En la teoría: “Colombia es un Estado social de derecho, organizado en forma de República unitaria, descentralizada, con autonomía de sus entidades territoriales, democrática, participativa y pluralista, fundada en el respeto de la dignidad humana, en el trabajo y la solidaridad de las personas que la integran y en la prevalencia del interés general.” (Artículo 1, Constitución Política 1991).
En la práctica, Colombia es un país fragmentado, cuyo único ejercicio de república unitaria recae en los deportistas de alto nivel, capaces de unir con sus triunfos, a los pedazos que representamos. Aquella frase repetida de que “somos un país de regiones”, en lugar de convertirla en fortaleza y elemento unificador en la diferencia, se transformó en un arma para señalar al otro, para desconocerlo, para esquematizarlo: “los paisas son unos aprovechados”; “los costeños son perezosos”; “los pastusos son brutos”. Tenemos una autoestima tan débil que aceptamos, sin controvertir, que “los colombianos somos violentos por naturaleza” y numerosas expresiones de ingenio o de recursividad ante la adversidad o la pobreza las denominamos “colombianadas”.

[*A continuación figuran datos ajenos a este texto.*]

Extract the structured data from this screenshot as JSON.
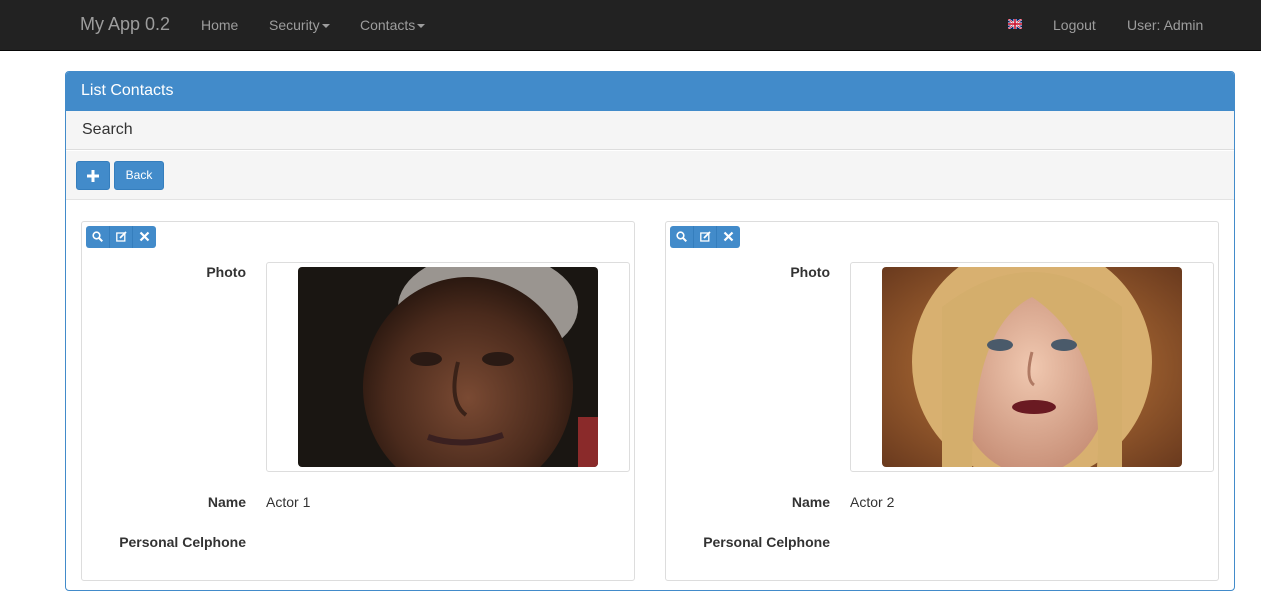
{
  "navbar": {
    "brand": "My App 0.2",
    "items": [
      {
        "label": "Home"
      },
      {
        "label": "Security"
      },
      {
        "label": "Contacts"
      }
    ],
    "language_icon": "uk-flag-icon",
    "logout": "Logout",
    "user": "User: Admin"
  },
  "panel": {
    "title": "List Contacts",
    "search_label": "Search",
    "toolbar": {
      "add_icon": "plus-icon",
      "back_label": "Back"
    }
  },
  "contacts": [
    {
      "labels": {
        "photo": "Photo",
        "name": "Name",
        "phone": "Personal Celphone"
      },
      "name": "Actor 1",
      "phone": ""
    },
    {
      "labels": {
        "photo": "Photo",
        "name": "Name",
        "phone": "Personal Celphone"
      },
      "name": "Actor 2",
      "phone": ""
    }
  ],
  "colors": {
    "primary": "#428bca",
    "navbar": "#222222"
  }
}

Nos encanta mirarnos en espejos externos y minimizamos lo que somos. Nuestros referentes son Norteamérica y Europa -ellos tan adelantados y desarrollados- frente a nosotros: “débiles, pequeñitos y del Tercer mundo”.
Y en lugar de construir una propuesta colectiva, incluyente, pluralista, diversa, la dirigencia política -acostumbrada a los feudos y clientelas-, se dedicó a gobernar con los sectores afines. Por eso, estamos así: dispersos, polarizados, hechos trizas.
Después del plebiscito se habló de dos países: uno, el de las grandes concentraciones urbanas, con mayor poder adquisitivo, que vio el conflicto armado por televisión y en donde primaron el miedo y el voto negativo y el otro, el rural, el de las periferias, el de las víctimas de la guerra, que votó por la esperanza y la reconciliación.
Pero esa lectura, también es incompleta porque somos mucho más que dos países. Somos un estado social, con tantas debilidades y limitaciones, que millones de colombianos recurren a acciones de tutela para exigir la protección de la vida, la salud y otros derechos fundamentales.
Somos democráticos y participativos pero más de la mitad de los ciudadanos se abstienen de ejercer su derecho al voto. Somos pluralistas, pero le tenemos pavor a la diferencia: a los homosexuales; a los ateos, a los comunistas y miramos con conmiseración a negros e indígenas, que nos parecen “menores de edad”.
Estamos fundados en el respeto a la dignidad humana, pero nos parece un atropello que el 52% de la población, representada en las mujeres, sea reivindicada por un texto que reconoce su igualdad de derechos. Y, además, fuimos insolidarios e insensibles con las víctimas de la guerra.
La Constitución del 91 consagra un estado laico, con libertad de cultos, que confiere igual valor jurídico a todas las confesiones religiosas. Sin embargo, en las mismas iglesias que predican el amor, el perdón y la paz, numerosos sacerdotes y pastores, llenaron de veneno y de odio a sus fieles, con una, por decir lo menos, amañada interpretación político-religiosa de los Acuerdos de La Habana.
Ojalá podamos entender que un país se construye con mujeres y hombres; jóvenes y viejos; creyentes y librepensadores; pobres y ricos. Colombia son los infantes que crecen en campos y ciudades y las personas que estudian, sueñan, trabajan, luchan, sufren, se enternecen. Si ni siquiera la paz pudo unirnos, tendremos que buscar pronto algún punto en común. De lo contrario, en esta carrera desenfrenada por el individualismo, nos convertiremos -como Ricaurte en San Mateo- en minúsculos puntos tricolores de una nación fragmentada.